Thomson emphasized the connection between protecting Izembek and preserving Indigenous ways of life.
“Izembek’s eelgrass wetlands are a lifeline for emperor geese, black brant and other birds that feed our families and connect us to Indigenous relatives across the Pacific,” she said. “Trading away this globally important refuge for a commercial corridor devalues our lives and our children’s future.”
The planned road would cut through a narrow isthmus at the center of the refuge’s eelgrass wetlands, which scientists say would disrupt and degrade habitat that cannot be replicated elsewhere. The refuge also supports populations of grizzly bears, caribou, salmon, sea otters and sea lions.
Previous administrations from both parties repeatedly rejected similar proposals, concluding that a road through Izembek would cause permanent environmental damage and fail to serve the national public interest. The Trump administration, however, authorized the exchange under a provision of the Alaska National Interest Lands Conservation Act, which permits land swaps only when they further the law’s conservation and subsistence objectives.
The plaintiffs argue that the administration’s use of this provision actually undermines both conservation and subsistence — the very purposes the law was designed to protect. They warn that approving the Izembek exchange sets a troubling precedent for Alaska’s 104 million acres of protected federal lands.

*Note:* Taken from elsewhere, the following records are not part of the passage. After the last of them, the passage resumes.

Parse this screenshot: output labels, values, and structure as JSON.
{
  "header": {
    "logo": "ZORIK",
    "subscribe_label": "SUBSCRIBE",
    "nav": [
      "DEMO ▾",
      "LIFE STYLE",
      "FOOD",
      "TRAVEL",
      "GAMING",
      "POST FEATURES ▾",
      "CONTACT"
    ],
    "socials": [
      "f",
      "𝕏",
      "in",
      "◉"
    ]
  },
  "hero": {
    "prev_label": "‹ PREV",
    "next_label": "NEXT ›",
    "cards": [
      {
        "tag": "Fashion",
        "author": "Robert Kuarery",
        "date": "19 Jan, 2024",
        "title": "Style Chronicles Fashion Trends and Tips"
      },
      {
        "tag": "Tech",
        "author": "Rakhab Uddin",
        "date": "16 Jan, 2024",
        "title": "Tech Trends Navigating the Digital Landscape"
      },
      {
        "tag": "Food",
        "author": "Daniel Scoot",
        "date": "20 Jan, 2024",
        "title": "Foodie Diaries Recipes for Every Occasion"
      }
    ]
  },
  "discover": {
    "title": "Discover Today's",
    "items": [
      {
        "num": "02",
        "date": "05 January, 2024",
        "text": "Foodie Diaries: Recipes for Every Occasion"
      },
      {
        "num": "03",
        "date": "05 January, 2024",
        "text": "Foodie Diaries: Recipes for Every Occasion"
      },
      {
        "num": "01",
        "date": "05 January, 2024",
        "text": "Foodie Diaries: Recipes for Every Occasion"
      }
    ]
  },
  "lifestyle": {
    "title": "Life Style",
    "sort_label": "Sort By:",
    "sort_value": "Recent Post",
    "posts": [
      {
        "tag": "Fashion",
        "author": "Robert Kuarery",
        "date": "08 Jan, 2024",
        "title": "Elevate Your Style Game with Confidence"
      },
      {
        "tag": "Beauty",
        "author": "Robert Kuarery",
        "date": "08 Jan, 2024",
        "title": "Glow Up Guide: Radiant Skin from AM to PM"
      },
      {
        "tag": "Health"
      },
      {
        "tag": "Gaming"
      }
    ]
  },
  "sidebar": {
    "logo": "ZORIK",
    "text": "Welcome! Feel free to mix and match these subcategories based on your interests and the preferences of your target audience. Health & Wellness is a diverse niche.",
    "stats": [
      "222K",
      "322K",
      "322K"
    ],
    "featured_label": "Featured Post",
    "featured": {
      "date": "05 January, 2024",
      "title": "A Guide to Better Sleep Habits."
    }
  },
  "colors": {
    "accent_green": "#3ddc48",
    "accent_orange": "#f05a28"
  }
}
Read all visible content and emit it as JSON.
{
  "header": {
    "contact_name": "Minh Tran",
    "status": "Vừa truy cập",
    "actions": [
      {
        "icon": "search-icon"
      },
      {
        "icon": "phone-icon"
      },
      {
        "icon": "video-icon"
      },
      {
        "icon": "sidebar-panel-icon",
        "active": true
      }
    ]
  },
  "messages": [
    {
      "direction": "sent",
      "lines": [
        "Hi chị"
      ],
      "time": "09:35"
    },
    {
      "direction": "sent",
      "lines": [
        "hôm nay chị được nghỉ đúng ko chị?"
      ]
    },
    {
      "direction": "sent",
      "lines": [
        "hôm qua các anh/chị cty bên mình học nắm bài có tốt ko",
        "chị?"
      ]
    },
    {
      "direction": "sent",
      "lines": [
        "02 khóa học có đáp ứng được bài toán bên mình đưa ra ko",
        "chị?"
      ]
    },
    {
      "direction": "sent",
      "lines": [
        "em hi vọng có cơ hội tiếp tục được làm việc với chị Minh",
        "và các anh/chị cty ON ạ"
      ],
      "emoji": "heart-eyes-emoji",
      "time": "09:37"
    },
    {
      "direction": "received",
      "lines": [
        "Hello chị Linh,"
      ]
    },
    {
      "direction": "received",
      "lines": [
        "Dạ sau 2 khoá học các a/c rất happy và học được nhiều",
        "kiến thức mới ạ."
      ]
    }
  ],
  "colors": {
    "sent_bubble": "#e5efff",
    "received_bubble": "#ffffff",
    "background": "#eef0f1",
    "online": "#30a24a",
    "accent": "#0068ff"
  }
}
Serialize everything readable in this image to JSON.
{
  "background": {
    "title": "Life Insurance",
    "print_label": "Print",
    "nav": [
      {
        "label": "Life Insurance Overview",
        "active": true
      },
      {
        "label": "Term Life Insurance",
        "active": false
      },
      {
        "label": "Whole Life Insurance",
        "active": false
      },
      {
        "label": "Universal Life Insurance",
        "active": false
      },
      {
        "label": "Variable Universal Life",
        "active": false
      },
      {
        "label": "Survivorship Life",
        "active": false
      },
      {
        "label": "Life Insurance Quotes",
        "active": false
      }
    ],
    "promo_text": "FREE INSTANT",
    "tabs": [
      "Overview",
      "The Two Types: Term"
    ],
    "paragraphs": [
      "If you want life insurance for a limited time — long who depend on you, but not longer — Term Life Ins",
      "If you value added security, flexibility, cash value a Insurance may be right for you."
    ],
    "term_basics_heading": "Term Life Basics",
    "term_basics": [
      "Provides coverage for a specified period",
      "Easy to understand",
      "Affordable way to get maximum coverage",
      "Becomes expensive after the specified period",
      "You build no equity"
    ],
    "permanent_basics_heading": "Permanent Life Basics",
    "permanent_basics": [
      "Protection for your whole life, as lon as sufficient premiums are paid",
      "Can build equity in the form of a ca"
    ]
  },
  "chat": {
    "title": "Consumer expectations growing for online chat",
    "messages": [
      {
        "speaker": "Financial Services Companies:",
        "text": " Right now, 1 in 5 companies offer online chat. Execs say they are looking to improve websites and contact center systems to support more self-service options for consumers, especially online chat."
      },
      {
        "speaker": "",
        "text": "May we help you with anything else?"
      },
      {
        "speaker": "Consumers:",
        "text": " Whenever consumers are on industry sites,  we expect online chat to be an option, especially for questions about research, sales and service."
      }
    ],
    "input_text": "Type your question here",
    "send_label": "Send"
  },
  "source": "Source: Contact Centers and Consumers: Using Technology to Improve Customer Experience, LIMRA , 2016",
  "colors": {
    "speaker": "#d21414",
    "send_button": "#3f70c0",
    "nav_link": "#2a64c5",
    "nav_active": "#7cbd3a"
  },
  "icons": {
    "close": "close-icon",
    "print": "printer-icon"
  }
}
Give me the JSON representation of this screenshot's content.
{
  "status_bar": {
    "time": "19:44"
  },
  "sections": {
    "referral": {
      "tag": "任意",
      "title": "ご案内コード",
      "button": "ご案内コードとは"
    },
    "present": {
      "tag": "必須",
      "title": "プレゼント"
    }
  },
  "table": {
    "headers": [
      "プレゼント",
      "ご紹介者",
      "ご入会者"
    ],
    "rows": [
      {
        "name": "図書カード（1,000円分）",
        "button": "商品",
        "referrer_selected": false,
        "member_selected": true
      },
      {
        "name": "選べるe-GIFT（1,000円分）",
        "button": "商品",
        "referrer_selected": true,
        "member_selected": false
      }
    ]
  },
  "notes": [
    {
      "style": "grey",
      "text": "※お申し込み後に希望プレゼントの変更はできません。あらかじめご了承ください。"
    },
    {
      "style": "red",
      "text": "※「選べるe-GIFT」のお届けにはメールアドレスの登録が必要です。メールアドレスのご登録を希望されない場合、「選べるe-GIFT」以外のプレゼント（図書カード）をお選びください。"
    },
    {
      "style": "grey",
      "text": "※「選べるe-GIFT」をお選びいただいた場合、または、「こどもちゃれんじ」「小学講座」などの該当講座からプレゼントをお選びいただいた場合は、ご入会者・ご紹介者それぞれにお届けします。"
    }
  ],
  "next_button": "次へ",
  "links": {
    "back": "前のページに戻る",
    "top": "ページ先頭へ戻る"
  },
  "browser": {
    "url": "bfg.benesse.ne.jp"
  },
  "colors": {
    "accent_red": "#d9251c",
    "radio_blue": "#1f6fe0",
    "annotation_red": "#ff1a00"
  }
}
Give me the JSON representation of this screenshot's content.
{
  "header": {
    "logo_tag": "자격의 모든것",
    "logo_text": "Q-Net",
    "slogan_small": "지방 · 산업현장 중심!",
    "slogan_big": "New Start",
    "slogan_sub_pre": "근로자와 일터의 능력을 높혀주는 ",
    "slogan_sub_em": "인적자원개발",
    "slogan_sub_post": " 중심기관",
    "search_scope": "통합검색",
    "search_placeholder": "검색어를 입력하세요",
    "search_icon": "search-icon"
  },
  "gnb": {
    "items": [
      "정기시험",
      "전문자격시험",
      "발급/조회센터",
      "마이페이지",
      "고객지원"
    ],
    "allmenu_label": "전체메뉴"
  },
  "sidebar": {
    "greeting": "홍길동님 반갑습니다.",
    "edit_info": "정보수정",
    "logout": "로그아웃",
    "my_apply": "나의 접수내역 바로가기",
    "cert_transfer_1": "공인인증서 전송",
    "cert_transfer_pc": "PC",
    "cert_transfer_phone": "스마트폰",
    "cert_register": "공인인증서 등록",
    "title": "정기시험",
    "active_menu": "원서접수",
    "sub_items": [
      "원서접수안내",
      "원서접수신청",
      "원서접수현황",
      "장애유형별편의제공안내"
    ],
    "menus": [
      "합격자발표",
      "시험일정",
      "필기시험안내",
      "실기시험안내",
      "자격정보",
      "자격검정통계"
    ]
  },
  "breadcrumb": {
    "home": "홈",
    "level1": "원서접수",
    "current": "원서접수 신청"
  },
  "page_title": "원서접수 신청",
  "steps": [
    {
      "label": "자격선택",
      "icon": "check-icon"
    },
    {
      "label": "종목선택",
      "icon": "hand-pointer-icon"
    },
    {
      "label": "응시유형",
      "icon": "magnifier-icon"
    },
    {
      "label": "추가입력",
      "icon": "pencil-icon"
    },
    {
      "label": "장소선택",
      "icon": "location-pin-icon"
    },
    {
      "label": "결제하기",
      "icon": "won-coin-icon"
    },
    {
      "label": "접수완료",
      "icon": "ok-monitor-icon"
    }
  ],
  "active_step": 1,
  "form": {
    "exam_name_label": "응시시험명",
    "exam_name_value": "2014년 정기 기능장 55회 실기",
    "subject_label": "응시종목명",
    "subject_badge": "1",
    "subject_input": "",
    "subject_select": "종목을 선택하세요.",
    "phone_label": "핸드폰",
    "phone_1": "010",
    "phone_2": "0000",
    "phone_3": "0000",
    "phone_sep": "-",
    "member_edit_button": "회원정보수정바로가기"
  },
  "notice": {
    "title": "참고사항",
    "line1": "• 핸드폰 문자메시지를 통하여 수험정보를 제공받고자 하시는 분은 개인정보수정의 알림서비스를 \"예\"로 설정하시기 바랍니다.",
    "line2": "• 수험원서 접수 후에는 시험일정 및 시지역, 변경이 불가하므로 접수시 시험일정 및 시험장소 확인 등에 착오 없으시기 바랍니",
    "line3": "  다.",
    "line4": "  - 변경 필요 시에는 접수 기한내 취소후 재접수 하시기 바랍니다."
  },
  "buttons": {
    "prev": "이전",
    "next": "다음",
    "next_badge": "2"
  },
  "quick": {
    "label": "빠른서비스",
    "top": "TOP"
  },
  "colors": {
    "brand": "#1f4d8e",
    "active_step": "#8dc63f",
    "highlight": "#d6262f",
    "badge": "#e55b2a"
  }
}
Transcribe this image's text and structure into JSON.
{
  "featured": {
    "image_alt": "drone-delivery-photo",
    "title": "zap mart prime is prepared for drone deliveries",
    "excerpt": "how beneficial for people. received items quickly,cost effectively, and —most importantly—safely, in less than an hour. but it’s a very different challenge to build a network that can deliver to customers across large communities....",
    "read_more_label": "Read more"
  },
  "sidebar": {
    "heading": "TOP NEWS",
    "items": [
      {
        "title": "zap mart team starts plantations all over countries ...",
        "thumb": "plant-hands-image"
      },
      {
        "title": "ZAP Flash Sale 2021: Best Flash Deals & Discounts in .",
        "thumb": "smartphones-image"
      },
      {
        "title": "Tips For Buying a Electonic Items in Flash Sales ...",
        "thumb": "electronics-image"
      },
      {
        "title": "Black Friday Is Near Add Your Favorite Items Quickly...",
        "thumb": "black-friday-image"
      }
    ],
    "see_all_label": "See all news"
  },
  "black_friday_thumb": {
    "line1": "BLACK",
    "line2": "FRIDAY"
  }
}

“Trump just gave away the heart of Izembek without following the law,” Marlee Goska, Alaska staff attorney at the Center for Biological Diversity, said in a statement. “This deal sets a dangerous precedent for all federally protected lands in Alaska and paves the way for the destruction of Izembek’s climate change-fighting eelgrass.”
The plaintiffs also describe a failure to meaningfully consult with affected Native communities. The Native Village of Hooper Bay and other Tribes in the Yukon-Kuskokwim Delta repeatedly requested meetings with federal decision-makers and sought to have their perspectives included in the process, but those requests were reportedly denied or ignored.
Representatives for the Trump administration and King Cove Corporation did not immediately respond to requests for comment.